Menurut Ketua Dewan Pengurus Pusat (DPP) P3RSI Adjit Lauhatta, kenaikkan tarif air bersih Perusahaan Air Minum (PAM) Jaya di rumah susun yang mencapai 71 persen sangat memberatkan. Dia pun menyesalkan, Pemprov DKI Jakarta dan PAM Jaya yang tidak peka terhadap konsidi kehidupan di rumah susun yang sebagian besar adalah kalangan menengah dan masyarakat berpenghasilan rendah.
”Tarif Baru Layanan Air Bersih PAM Jaya sangat memberatkan. Pasalnya, dalam tabel layanan baru yang menempatkan rumah susun sebagai apartemen yang merupakan hunian sama gedung bertingkat tinggi komersial, kondominium, dan pusat perbelanjaan yang tarifnya sebesar Rp.21.500 per m3,” kata Adjit dalam acara Press Coference Talk Show P3RSI, Kamis, 6 Februari 2025, di Hotel Bidaraka Jakarta.
Tampil sebagai pembicara dalam acara yang mengangkat tema: ”Anggota P3RSI Teriak Tarif Air Bersih Rumah Susun/Apartemen Disamakan dengan Gedung Bertingkat Komersial” adalah Penjabat (Pj) Gubernur DKI Jakarta Teguh Setyabudi, Direktur Utama PAM Jaya Arief Nasrudin, anggota Komisi B DPRD Provinsi DKI Jakarta (PSI) Francine Widjojo, Akademisi Regulasi Rumah Susun Dr. M. Ilham Hermawan, S.H., M.H., Wakil Ketum Bidang Pengelolaan Property dan Township Management Mualim Wijoyo, Ketua PPPSRS Bassura City Ishak S. Lopung, dan Ketua PPPSRS Mediterania Garden Residences 1 Mangapul Pangaribuan.
Adjit mengatakan, salah satu masalah utama dalam pengenaan tarif air bersih ini adalah penetapan golongan apartemen/rumah susun disamakan dengan gedung bertingkat tinggi komersial, kondominium, dan pusat perbelanjaan? Padahal fungsi dan peruntukannya berbeda.
”Rumah susun yang disebut juga apartemen itukan fungsi dan peruntukkannya adalah hunian Apartemen atau rumah susun adalah hunian, sedangkan lainnya untuk komersial. Jadi tidak adil kalau kami disamakan dengan perkantoran dan pusat perdagangan. Kami pun bayar air bersih lebih mahal dibandingkan rumah tipe besar yang ada di Pondok Indah,” kata Adjit.
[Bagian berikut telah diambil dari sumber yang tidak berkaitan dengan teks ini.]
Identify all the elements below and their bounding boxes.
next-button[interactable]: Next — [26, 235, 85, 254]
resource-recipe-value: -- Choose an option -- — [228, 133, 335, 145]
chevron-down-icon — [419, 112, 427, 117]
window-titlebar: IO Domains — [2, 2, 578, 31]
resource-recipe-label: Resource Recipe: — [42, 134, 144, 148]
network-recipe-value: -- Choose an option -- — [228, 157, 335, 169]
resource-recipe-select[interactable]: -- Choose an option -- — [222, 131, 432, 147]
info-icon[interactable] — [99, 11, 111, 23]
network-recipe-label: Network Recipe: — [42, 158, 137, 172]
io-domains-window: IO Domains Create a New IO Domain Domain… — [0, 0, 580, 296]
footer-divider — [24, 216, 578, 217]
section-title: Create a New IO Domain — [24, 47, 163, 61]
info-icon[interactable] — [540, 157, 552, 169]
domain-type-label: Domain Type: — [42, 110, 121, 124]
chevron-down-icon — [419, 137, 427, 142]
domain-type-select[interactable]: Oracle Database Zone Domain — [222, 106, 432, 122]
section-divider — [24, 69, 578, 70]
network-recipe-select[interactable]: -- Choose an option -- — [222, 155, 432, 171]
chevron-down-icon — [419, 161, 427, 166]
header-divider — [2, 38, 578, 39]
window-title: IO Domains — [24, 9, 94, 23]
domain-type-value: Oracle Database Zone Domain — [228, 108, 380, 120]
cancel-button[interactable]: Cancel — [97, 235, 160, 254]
Atas hal tersebut, kata Adjit, P3RSI mengusulkan, kata apartemen di rincian jenis pelanggan: gedung bertingkat tinggi komersial/apartemen/kondominium/pusat perbelanjaan, dihilangkan. Selanjutnya, gedung bertingkat yang fungsi dan peruntukkannya sebagai hunian lebih tepat digolongkan sebagai rumah susun menengah dan mewah.
Adjit juga menekankan, akibat kenaikkan tarif air bersih ini yang mencapai 71 persen, beban yang ditanggung pemilik dan penghuni rumah susun makin berat dengan kenaikan tarif air bersih dari Rp.12.550 menjadi Rp21.500. Padahal, PPPSRS dalam hal ini warga rumah susun masih menanggung perawatan instalasi air bersih di gedungnya yang mencapai miliaran rupiah setiap tahunnya.
”Sangat ironis, kalau pemerintah, dalam hal ini Pemprov DKI Jakarta mendorong agar kalangan dan MBR tinggal di rumah susun, tapi setelah tinggal kok kami malah dikenakan tarif air bersih paling tinggi. Harusnya Pemprov DKI dan PAM Jaya peka dengan situasi ekonomi kalangan menengah dan MBR saat ini,” kata Adjit.
Menanggapi tingginya kenaikkan tarif air bersih ini, lanjut Adjit, DPP P3RSI telah melakukan berbagai upaya, agar PAM Jaya menunda dan mengkaji ulang kenaikan tarif air bersih dan penggolongan pelanggan rumah susun di DKI Jakarta. Upaya-upaya P3RSI antara lain: melakukan audiensi dengan pihak PAM Jaya, lalu ditindaklanjuti dengan beberapa pertemuan.